Whether garlic is raw, baked or stewed makes a big difference to the smell in your mouth. Raw garlic gives off a strong garlic stench, baked somewhat less so, and long stewed (whole) cloves almost none. In short: stewing large, fresh pieces of garlic for a long time gives the least smell.

7. Milk

There are signs that drinking milk (especially full-fat, fatty milk) will relieve the garlic smell. However, milk has a major drawback: it can itself be the cause of bad breath! The dismantling of milk proteins from dairy products such as cheese, milk and yogurt in the mouth releases bacteria that can cause bad breath. So not the best tip.

8. Oxygen

Bacteria in the mouth can convert the sulfur compounds from garlic into a foul odor. To prevent this and eliminate the bacteria, it is best to use a mouthwash that contains active oxygen (sodium chlorite). This has an antibacterial and salivary stimulating effect, so that the mouth remains moist and bacteria cannot multiply so easily; after all, bacteria do not like oxygen.
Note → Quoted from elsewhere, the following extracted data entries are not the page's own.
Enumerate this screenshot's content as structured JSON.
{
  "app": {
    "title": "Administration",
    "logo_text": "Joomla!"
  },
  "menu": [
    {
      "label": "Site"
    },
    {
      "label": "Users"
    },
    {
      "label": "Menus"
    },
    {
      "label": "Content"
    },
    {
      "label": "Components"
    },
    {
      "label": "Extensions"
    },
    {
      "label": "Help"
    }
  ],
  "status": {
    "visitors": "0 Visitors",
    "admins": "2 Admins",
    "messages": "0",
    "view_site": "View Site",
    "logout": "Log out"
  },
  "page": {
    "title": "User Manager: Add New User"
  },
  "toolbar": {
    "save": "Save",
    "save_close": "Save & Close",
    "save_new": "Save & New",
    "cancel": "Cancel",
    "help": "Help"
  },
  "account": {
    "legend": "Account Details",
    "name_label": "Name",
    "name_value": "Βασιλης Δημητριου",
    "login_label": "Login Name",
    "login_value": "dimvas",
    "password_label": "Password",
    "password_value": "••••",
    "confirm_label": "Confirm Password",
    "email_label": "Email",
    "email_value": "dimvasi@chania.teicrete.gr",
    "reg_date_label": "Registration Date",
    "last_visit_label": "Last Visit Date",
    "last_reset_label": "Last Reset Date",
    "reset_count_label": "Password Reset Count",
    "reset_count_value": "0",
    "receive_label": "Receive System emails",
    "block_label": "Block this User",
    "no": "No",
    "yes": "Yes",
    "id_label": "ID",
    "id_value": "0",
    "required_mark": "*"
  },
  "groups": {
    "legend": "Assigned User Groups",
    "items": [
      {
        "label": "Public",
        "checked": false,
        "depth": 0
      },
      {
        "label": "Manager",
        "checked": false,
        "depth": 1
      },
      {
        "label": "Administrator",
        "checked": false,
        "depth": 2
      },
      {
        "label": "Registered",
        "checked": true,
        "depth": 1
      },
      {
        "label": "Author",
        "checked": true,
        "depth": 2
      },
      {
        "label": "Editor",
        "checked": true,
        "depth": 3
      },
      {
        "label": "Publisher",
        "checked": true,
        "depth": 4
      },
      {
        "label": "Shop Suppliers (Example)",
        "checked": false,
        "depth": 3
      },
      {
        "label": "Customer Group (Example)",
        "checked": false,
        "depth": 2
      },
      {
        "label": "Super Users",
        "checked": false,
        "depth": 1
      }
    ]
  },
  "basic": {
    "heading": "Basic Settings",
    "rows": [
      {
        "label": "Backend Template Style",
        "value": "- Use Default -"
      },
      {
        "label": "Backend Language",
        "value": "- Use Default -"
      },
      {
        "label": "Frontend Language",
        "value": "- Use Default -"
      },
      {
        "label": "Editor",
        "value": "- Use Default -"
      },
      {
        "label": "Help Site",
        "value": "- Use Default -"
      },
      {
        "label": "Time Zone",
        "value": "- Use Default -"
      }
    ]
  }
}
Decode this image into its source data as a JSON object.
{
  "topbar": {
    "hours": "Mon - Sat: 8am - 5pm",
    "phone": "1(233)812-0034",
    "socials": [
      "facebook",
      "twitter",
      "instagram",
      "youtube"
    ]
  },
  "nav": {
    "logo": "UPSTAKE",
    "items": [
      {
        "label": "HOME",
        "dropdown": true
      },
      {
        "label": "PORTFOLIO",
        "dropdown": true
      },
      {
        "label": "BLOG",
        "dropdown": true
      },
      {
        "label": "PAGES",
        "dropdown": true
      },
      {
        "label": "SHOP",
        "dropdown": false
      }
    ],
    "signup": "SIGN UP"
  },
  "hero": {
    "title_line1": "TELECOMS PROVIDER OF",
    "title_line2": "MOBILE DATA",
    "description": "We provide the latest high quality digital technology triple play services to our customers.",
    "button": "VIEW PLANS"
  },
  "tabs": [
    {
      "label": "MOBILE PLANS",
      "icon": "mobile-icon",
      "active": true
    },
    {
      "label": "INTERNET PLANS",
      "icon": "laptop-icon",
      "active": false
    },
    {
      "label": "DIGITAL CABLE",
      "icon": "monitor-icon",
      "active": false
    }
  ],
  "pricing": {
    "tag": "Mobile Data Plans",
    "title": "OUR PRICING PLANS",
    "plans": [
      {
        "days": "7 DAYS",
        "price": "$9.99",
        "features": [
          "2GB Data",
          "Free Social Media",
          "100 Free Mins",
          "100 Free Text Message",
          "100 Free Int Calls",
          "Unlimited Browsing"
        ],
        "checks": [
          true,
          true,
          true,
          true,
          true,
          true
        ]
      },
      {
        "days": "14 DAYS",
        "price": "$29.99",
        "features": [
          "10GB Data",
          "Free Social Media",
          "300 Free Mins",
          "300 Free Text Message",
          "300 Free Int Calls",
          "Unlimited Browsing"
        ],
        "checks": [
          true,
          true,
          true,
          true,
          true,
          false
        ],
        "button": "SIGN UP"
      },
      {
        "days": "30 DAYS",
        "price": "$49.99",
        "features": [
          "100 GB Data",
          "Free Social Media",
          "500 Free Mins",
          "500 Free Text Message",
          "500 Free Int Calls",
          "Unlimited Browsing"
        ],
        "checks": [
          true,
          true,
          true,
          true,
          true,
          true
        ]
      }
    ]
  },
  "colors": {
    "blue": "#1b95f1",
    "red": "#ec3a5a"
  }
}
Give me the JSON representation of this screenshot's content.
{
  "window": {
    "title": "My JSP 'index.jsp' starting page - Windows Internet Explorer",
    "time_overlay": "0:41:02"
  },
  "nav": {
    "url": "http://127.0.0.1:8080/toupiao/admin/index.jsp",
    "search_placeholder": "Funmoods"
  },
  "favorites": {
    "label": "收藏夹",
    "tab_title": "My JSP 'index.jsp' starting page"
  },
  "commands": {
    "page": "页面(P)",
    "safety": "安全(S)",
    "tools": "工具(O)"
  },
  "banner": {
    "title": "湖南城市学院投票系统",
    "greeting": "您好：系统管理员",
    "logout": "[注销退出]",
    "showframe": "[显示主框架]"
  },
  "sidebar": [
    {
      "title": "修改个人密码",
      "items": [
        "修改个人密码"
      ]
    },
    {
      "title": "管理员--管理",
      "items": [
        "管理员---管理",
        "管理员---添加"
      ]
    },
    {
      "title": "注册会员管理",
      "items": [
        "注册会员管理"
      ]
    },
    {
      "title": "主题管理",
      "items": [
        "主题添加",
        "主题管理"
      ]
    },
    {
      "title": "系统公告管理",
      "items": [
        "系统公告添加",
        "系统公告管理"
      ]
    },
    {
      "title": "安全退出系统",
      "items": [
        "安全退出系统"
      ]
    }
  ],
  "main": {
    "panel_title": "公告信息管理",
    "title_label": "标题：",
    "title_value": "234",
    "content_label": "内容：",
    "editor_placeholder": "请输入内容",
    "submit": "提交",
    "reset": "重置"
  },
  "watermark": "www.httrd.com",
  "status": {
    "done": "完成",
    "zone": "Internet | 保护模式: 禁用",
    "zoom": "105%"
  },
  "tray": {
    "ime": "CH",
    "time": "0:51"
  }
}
Rinsing with a mouthwash that contains active oxygen releases oxygen molecules that these bacteria can’t tolerate and die off.

9. Good oral hygiene

Although foul garlic smell mainly comes from your skin and lungs, it is important to keep your mouth clean. After all, garlic residue can linger there too. Moreover, you feel more comfortable with a clean mouth. So brush well, but don’t forget the tongue! There are many bacteria on the surface that can make things worse. Scrape it off!

10. Stainless steel

You may have heard that to remove the smell of garlic from your hands, you can rub them on stainless steel. There are special “soaps” for that, but you can also rub your hands over a stainless steel sink or faucet. This is how it works: the odorants are likely to stick to the surface. Also, allicin, a sulfur-containing odorant in garlic, appears to bind to the stainless steel surface via iron oxide. If the compounds stick to the stainless steel surface, they will most likely be broken down into odorless, water-soluble compounds.

To start licking the sink now is going a bit far. But there are tongue cleaners made of stainless steel. A metal surface is nice anyway because it prevents bacteria from living on the tongue cleaner itself. But because this tongue scraper is made of stainless steel, it can therefore also remove garlic breath extra effectively.